The script will also show a table which summarizes identified cycles and number of affected IPs using stdout.

STEP 5: Loop Verify:

  1. run python3 proxy.py <local_ip> <loop_probe_table_name> <sampled_payloads_file> <cycle_result_output> <start_port> <target_port> to verify identified loops.
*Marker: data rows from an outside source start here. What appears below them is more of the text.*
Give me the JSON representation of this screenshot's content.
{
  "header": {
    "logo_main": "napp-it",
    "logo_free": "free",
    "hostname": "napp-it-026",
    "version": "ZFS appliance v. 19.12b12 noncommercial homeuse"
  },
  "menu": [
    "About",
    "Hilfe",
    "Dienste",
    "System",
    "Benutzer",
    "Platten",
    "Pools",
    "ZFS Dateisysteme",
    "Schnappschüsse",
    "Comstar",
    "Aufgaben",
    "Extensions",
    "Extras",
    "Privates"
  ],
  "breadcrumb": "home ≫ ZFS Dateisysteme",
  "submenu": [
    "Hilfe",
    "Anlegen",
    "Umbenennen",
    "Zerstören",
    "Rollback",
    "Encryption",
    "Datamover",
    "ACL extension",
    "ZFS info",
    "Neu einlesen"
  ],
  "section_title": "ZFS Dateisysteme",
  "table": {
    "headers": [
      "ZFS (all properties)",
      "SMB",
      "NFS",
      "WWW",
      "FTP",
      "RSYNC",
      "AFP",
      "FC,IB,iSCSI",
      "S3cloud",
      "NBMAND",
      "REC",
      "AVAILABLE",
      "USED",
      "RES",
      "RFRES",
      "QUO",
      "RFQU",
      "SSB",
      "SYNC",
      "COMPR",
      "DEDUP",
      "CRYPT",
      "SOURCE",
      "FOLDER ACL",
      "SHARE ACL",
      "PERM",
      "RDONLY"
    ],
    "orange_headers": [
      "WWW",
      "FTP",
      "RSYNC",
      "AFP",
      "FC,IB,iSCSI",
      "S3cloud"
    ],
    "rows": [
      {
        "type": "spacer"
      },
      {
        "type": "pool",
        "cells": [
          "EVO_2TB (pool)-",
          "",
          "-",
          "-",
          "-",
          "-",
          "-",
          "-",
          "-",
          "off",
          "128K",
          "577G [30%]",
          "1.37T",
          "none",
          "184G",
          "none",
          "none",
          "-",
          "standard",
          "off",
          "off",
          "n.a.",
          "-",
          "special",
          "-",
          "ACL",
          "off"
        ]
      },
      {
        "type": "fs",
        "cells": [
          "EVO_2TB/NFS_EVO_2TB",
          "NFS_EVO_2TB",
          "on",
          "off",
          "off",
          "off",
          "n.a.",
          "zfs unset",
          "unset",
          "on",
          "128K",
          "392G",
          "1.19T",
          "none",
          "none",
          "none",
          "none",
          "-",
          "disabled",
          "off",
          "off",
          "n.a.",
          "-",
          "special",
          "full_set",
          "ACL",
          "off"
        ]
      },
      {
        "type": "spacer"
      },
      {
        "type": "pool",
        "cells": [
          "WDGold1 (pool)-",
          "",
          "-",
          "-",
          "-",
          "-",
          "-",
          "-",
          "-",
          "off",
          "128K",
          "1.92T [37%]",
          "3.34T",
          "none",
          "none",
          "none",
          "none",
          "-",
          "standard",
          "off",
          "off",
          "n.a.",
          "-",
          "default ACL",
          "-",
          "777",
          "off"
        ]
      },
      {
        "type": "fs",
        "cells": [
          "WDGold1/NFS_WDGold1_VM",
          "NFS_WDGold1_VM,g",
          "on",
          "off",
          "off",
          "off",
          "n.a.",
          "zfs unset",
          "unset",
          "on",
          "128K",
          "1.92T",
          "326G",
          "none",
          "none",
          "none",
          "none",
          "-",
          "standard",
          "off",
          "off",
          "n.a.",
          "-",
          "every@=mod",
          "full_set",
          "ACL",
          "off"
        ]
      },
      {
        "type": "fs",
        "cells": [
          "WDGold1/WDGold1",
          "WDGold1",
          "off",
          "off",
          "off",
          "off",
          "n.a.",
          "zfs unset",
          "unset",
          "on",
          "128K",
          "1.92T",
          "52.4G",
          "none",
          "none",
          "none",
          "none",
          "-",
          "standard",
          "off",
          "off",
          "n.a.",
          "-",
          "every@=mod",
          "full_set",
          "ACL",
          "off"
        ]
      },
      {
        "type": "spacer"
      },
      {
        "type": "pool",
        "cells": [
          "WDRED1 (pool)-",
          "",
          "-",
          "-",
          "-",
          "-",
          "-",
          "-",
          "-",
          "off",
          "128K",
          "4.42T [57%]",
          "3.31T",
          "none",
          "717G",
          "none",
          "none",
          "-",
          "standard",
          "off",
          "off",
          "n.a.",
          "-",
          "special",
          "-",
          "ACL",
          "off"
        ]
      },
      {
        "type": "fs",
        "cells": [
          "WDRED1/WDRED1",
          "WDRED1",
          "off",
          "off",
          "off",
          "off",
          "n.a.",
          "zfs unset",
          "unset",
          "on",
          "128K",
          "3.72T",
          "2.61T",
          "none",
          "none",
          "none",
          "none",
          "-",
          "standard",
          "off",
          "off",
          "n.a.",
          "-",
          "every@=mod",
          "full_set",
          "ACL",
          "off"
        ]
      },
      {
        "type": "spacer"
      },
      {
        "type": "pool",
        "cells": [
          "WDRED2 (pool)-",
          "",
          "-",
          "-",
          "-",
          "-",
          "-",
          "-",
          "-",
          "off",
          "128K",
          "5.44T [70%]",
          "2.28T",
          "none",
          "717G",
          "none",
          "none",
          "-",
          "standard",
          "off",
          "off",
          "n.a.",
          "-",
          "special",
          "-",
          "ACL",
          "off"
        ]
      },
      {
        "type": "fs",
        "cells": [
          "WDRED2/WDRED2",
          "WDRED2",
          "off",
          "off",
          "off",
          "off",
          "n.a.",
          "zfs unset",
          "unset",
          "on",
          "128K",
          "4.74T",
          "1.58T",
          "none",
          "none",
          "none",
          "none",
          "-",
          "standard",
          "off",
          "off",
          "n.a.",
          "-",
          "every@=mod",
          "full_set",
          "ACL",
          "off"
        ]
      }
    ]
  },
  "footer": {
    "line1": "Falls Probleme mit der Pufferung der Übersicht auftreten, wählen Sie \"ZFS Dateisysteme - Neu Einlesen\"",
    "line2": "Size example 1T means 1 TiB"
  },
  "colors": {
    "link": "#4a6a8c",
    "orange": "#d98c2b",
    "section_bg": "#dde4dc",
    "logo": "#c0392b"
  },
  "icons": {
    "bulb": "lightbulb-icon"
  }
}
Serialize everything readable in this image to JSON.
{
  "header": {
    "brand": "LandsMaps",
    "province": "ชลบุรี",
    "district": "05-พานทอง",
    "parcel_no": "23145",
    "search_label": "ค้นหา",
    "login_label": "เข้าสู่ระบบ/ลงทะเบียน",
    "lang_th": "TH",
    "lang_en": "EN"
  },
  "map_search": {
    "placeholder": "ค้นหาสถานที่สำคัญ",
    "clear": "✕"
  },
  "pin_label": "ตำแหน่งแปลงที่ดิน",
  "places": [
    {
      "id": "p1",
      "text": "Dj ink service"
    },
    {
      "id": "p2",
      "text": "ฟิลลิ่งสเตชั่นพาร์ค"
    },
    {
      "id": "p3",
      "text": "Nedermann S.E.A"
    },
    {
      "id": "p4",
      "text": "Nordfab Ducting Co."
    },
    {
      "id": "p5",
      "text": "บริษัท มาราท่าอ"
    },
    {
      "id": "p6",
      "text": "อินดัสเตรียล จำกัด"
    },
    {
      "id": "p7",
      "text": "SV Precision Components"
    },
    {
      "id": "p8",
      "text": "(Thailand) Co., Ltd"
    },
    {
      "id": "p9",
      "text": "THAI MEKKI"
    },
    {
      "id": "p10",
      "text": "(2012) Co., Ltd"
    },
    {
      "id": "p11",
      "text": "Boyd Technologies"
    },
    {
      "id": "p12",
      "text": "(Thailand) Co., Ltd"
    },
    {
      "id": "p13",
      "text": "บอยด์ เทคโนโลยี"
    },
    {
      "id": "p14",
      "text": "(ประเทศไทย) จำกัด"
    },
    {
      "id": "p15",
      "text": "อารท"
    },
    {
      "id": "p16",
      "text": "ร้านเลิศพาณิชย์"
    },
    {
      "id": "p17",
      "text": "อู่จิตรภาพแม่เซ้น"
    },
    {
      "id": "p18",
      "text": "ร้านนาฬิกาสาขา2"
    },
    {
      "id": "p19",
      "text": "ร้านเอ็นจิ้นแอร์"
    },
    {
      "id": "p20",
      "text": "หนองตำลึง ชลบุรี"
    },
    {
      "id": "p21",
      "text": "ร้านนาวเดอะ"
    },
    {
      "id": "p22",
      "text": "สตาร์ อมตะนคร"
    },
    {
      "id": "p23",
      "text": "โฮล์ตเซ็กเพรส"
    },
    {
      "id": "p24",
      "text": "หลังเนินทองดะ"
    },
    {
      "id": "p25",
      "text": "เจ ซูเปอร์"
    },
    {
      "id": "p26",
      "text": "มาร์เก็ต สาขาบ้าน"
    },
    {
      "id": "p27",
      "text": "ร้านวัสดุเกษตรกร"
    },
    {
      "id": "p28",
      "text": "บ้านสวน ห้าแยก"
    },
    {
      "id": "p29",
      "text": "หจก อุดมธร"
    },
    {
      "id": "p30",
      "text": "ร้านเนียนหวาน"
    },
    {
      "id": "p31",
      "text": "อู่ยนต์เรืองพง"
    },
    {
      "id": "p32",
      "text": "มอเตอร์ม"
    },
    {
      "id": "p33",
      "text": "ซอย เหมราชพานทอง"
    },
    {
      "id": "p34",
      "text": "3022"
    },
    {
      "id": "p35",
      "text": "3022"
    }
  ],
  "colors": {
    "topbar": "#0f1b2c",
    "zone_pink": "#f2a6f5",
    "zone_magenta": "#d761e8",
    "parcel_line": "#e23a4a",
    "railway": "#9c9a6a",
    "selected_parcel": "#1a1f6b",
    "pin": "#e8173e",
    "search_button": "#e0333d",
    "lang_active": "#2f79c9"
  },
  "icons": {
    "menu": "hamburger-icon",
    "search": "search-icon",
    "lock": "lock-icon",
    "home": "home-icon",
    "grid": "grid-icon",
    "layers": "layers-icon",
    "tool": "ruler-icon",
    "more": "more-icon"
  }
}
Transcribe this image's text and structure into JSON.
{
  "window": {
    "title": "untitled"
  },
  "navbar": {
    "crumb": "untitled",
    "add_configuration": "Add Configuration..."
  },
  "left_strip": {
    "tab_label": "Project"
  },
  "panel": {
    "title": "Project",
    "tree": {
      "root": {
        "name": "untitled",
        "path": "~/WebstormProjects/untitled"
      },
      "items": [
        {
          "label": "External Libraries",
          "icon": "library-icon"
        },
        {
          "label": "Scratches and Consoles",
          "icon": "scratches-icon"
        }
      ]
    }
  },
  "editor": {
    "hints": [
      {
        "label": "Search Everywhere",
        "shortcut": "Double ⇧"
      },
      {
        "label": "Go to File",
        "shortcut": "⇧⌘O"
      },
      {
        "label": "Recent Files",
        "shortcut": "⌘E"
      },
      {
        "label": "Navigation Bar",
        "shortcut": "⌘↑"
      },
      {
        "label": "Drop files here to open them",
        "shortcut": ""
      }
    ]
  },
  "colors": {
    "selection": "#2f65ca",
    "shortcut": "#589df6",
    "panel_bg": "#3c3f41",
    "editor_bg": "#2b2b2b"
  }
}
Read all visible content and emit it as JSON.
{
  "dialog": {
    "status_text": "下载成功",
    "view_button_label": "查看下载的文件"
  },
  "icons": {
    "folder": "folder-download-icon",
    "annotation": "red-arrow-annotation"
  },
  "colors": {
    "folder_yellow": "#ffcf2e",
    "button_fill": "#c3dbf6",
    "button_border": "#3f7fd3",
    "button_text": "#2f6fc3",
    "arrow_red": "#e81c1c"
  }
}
     <local_ip> : the IP used by the proxy verifier
     <loop_probe_table_name> : the table from Step 3.2
     <sampled_payloads_file> : the file containing sampled payload from Step 3.1
     <cycle_result_output> : the file containing identified cycles from Step 4
     <start_port> : the proxy server use one port per sampled loop pair, this value definies the first port to be used.
     e.g., 10000
     <target_port> : use 53, 123, 69 for DNS, NTP, and TFTP respectively.
    

Upon finishing, the script will creat two files:

    progress.log : summarizies the success rate for each cycle
    udp_proxy_result.log : provides more detail regarding how much packets are sent among each sampled pair.